The man behind the N64 controller is retiring from Nintendo this year

genyo takeda nintendo retirement n64 analog stick
The man behind Nintendo’s enormously influential analog stick has confirmed that he will retire in June. The 68-year-old Genyo Takeda has been involved with some of the company’s most memorable games of the past twenty years, and has made massive contributions to various pieces of hardware.

Takeda was hired in 1971 by Gunpei Yokoi, the man who would go on to spearhead the design of the Game Boy, according to a report from Kotaku. He’s credited as being Nintendo’s very first video game designer, and his technical mastery helped shape the company’s earliest forays into arcade cabinets.

Takeda created two memorable franchises during the NES era; the cult classic action-adventure StarTropics and the ever-popular Punch-Out!! In later years, he served as producer on titles including Pilotwings 64, Dr. Mario 64, and Pokemon Puzzle League.

However, Takeda’s greatest contributions came in the form of hardware innovations. His team figured out how to implement battery saves on NES cartridges, allowing gamers to preserve their progress in large-scale adventures like The Legend of Zelda, a major factor in the system’s ability to edge ahead of its biggest rivals.

Then, in the 1990s, he invented the analog controller that would be introduced alongside the Nintendo 64. Today, the analog stick has become so ubiquitous that it’s difficult to imagine a time before it was introduced, demonstrating the lasting impact of his work.

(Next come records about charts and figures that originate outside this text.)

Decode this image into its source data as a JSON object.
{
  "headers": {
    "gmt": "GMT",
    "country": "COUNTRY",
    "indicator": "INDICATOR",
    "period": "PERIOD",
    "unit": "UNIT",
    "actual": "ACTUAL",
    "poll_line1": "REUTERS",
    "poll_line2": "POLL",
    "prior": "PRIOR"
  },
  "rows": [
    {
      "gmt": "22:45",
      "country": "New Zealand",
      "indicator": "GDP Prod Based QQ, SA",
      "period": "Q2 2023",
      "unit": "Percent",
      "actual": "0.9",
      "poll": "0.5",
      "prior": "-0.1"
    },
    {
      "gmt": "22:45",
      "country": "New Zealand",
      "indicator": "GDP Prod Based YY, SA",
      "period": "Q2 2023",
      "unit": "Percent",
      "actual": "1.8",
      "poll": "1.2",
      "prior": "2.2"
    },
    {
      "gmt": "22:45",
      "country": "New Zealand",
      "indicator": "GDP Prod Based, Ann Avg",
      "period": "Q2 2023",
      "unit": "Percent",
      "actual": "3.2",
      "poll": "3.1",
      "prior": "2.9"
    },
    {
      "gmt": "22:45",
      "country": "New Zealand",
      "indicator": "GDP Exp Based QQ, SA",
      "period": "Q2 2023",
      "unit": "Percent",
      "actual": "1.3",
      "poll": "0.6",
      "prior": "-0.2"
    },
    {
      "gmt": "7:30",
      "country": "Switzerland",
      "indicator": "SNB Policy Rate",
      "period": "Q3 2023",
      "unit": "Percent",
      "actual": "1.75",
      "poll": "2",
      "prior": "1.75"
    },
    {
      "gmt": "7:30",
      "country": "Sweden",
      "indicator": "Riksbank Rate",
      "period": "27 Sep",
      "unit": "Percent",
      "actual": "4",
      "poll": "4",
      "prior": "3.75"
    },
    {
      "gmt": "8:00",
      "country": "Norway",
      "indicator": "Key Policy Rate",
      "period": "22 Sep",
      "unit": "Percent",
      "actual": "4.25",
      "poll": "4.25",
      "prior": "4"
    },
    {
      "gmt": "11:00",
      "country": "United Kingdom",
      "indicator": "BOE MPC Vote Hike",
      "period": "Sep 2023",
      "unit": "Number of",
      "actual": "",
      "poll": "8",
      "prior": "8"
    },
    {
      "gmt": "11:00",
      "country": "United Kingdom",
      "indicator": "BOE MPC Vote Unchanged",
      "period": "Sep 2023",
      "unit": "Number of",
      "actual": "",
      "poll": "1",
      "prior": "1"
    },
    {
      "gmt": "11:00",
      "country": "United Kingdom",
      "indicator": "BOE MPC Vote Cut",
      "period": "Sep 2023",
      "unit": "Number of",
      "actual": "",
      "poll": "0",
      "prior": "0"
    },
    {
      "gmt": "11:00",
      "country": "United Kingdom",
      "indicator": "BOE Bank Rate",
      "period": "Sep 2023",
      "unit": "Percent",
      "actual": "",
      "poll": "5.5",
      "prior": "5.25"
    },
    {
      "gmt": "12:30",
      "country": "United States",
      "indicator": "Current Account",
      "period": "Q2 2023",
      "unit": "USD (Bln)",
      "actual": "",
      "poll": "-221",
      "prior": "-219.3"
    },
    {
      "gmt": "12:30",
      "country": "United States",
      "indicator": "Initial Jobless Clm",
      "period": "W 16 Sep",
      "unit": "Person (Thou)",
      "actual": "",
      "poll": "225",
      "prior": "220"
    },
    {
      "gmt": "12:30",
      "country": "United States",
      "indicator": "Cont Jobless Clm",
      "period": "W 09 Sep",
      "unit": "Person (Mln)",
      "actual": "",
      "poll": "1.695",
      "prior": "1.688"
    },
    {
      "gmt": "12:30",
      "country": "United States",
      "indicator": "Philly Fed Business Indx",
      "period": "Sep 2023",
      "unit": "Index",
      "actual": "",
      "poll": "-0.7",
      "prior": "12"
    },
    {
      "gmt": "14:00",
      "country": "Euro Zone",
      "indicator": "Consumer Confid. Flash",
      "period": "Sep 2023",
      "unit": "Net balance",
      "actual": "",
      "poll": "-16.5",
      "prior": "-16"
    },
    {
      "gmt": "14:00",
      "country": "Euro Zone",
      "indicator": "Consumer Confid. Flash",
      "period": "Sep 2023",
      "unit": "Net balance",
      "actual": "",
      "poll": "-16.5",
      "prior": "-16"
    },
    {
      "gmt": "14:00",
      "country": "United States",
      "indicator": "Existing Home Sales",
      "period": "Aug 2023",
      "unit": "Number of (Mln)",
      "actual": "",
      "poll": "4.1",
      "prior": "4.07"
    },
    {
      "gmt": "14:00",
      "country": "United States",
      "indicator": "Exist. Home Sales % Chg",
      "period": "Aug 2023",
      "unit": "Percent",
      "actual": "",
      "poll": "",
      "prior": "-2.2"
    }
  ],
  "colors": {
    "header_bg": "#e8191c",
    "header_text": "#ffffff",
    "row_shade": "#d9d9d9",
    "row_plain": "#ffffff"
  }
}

Takeda was also a huge influence during the development of the Wii. He warned against pursuing higher graphical fidelity, suggesting that Nintendo would run the risk of diminishing returns without continuing to push for innovative gaming experiences.

Platform Technology Development Division head Ko Shiota will take on Takeda’s role as Technology Fellow when his 46-year tenure with Nintendo comes to an end in June. Given his predecessor’s various contributions to the company, those are very big shoes to fill.